On he goes. He covers for a minute, the guitarist once again becomes operational, and Stan hands it back, saying to me "Come backstage after the show and I'll sign it for you." (The woman next to me turns green.)

And go I did. After two encores, skipping the third on his set list (always leaving 'em wanting more, dammit), I head for the stage entrance at the back of the building. My friends Matthew Kaufman and Qarin Van Brink (yes, David's sister) ask me what I'm doing; I tell them, and they follow along. The guy at the stage door checks out my story, and lets us in, and we follow him to the dingy green room of the Edge. And Mister Stanard Ridgway himself.

Stan's sitting down, smokin' and drinkin'. He thanks me for helping him out back there.
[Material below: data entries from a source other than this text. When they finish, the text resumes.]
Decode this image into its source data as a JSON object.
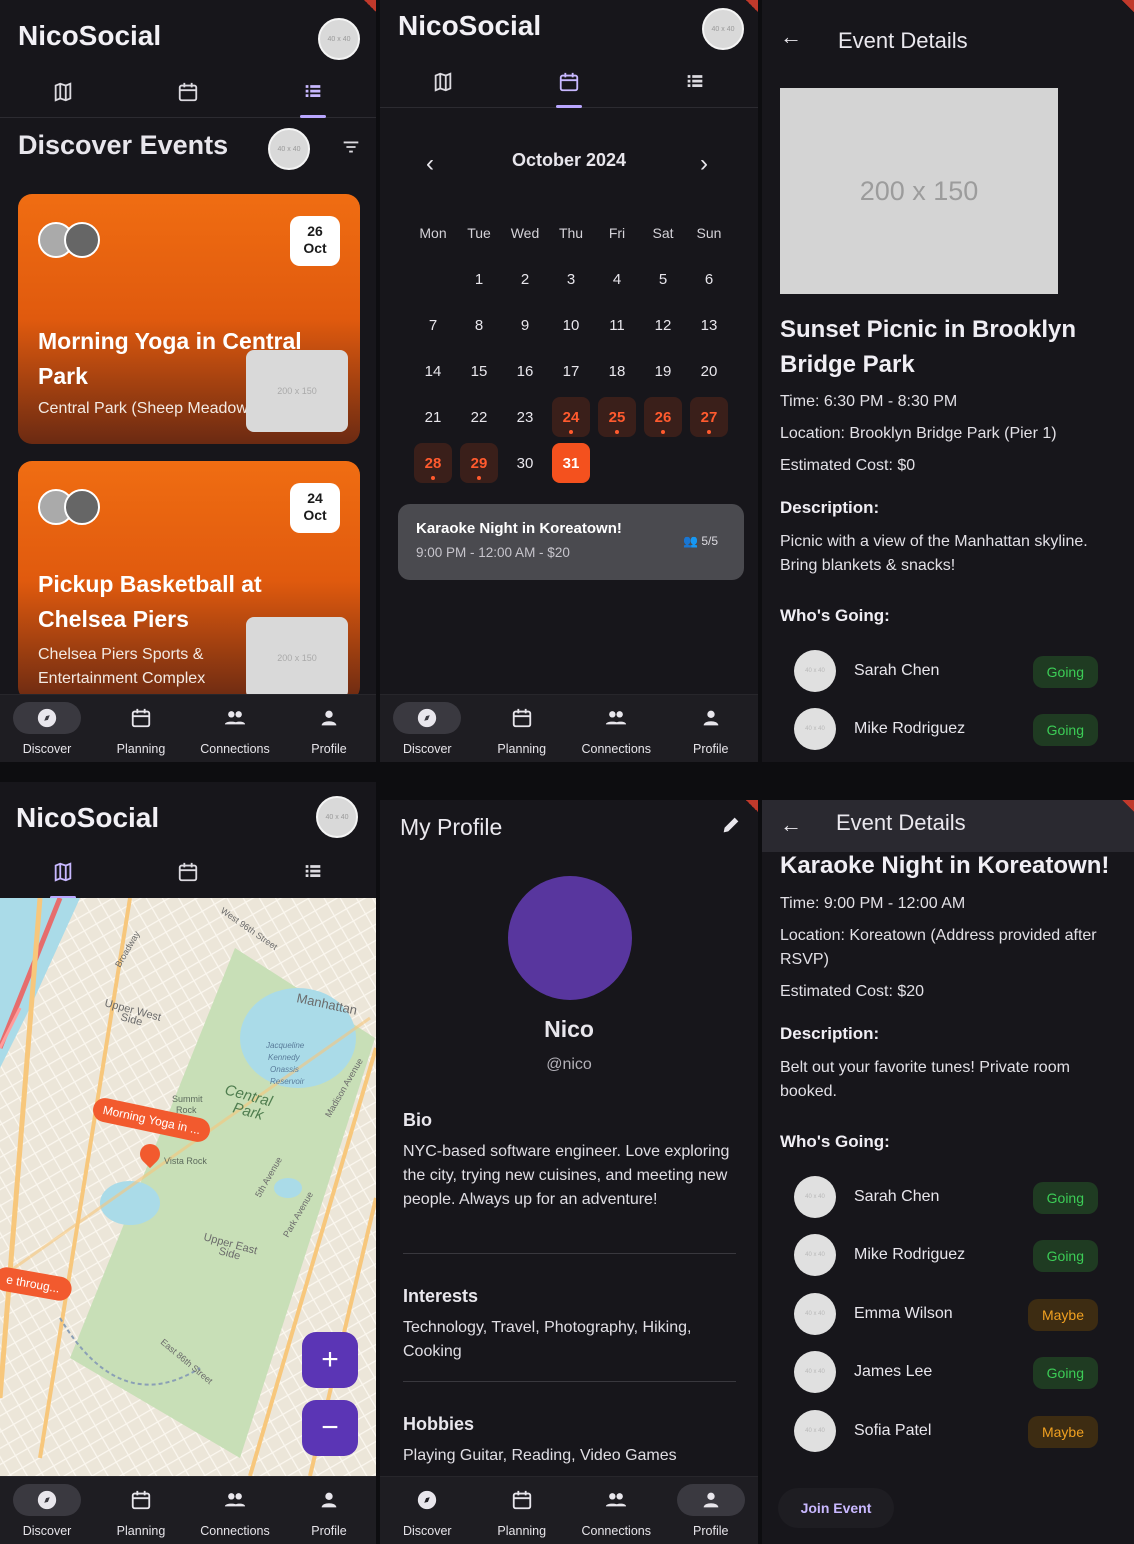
{
  "app": {
    "title": "NicoSocial",
    "avatar_placeholder": "40 x 40"
  },
  "bottom_nav": [
    {
      "label": "Discover",
      "icon": "compass-icon"
    },
    {
      "label": "Planning",
      "icon": "calendar-icon"
    },
    {
      "label": "Connections",
      "icon": "people-icon"
    },
    {
      "label": "Profile",
      "icon": "person-icon"
    }
  ],
  "discover": {
    "heading": "Discover Events",
    "cards": [
      {
        "day": "26",
        "month": "Oct",
        "title": "Morning Yoga in Central Park",
        "location": "Central Park (Sheep Meadow)",
        "thumb": "200 x 150"
      },
      {
        "day": "24",
        "month": "Oct",
        "title": "Pickup Basketball at Chelsea Piers",
        "location": "Chelsea Piers Sports & Entertainment Complex",
        "thumb": "200 x 150"
      }
    ]
  },
  "calendar": {
    "month": "October 2024",
    "weekdays": [
      "Mon",
      "Tue",
      "Wed",
      "Thu",
      "Fri",
      "Sat",
      "Sun"
    ],
    "highlighted_days": [
      24,
      25,
      26,
      27,
      28,
      29
    ],
    "today": 31,
    "event": {
      "title": "Karaoke Night in Koreatown!",
      "subtitle": "9:00 PM - 12:00 AM - $20",
      "count": "5/5"
    }
  },
  "event1": {
    "header": "Event Details",
    "image_placeholder": "200 x 150",
    "title": "Sunset Picnic in Brooklyn Bridge Park",
    "time": "Time: 6:30 PM - 8:30 PM",
    "location": "Location: Brooklyn Bridge Park (Pier 1)",
    "cost": "Estimated Cost: $0",
    "description_label": "Description:",
    "description": "Picnic with a view of the Manhattan skyline. Bring blankets & snacks!",
    "going_label": "Who's Going:",
    "attendees": [
      {
        "name": "Sarah Chen",
        "status": "Going"
      },
      {
        "name": "Mike Rodriguez",
        "status": "Going"
      }
    ]
  },
  "map": {
    "labels": [
      "Upper West Side",
      "Manhattan",
      "Central Park",
      "Upper East Side",
      "Morning Yoga in ...",
      "e throug...",
      "Summit Rock",
      "Vista Rock",
      "Jacqueline Kennedy Onassis Reservoir",
      "West 96th Street",
      "Broadway",
      "5th Avenue",
      "Park Avenue",
      "Madison Avenue",
      "East 86th Street"
    ]
  },
  "profile": {
    "header": "My Profile",
    "name": "Nico",
    "handle": "@nico",
    "bio_label": "Bio",
    "bio": "NYC-based software engineer. Love exploring the city, trying new cuisines, and meeting new people. Always up for an adventure!",
    "interests_label": "Interests",
    "interests": "Technology, Travel, Photography, Hiking, Cooking",
    "hobbies_label": "Hobbies",
    "hobbies": "Playing Guitar, Reading, Video Games"
  },
  "event2": {
    "header": "Event Details",
    "title": "Karaoke Night in Koreatown!",
    "time": "Time: 9:00 PM - 12:00 AM",
    "location": "Location: Koreatown (Address provided after RSVP)",
    "cost": "Estimated Cost: $20",
    "description_label": "Description:",
    "description": "Belt out your favorite tunes! Private room booked.",
    "going_label": "Who's Going:",
    "attendees": [
      {
        "name": "Sarah Chen",
        "status": "Going"
      },
      {
        "name": "Mike Rodriguez",
        "status": "Going"
      },
      {
        "name": "Emma Wilson",
        "status": "Maybe"
      },
      {
        "name": "James Lee",
        "status": "Going"
      },
      {
        "name": "Sofia Patel",
        "status": "Maybe"
      }
    ],
    "join_label": "Join Event"
  },
  "colors": {
    "accent": "#5b35b5",
    "orange": "#f4511e",
    "going": "#3ccc56",
    "maybe": "#f0a020"
  }
}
He asks me what the sheet music is for––it was hard to read up on stage––and when I tell him he says "Really––huh. I hadn't worked it out that far." He asks where we're from; at the time, I was living in Santa Cruz. He says "Oh, that's where they've got the fun zone", which confuses me, but Qarin says "That's right." (I'd never heard of the old Wall of Voodoo track; Stan just meant "amusement park". He was talking about the Santa Cruz Beach Boardwalk.)

Stan's really not at the top of his game conversationally, but then who is after a live performance and a couple of beers to boot. He's just sort of mellow, coming down after the show––he isn't really into having a conversation, we realize we should just let him relax in peace, so we say our goodbyes and make our exit.

On our way out, we bump into the bass player (it was David Sutton, I'm sure of it), who chats us up for a moment. He says "Sorry for all those wrong notes out there––but I am new to the band. I hope you guys didn't notice!" We look at each other, and I sort of uncomfortably say "well, uh, yeah, we did." The bass player looks a little crestfallen3, and we hurry out.

But, you ask, did he in fact sign it? Well, now, there's a silly question. Of course he did. He signed it "To my composer friend Larry Hastings––all my best––Stan Ridgway". Don't believe me? Well, dammit, I'd scan it in and put it up, but I can't seem to find it.


endnotes

1: Kind of like Donald Pleasance did when he shot "The Duke" in Escape From New York.

2: The text for what Stan said about the sheet music is approximate. Hell, I couldn't remember it precisely the next day, much less now (six years later). But those were the highlights.

3: Note to Mr. Sutton, if you're reading this: my apologies.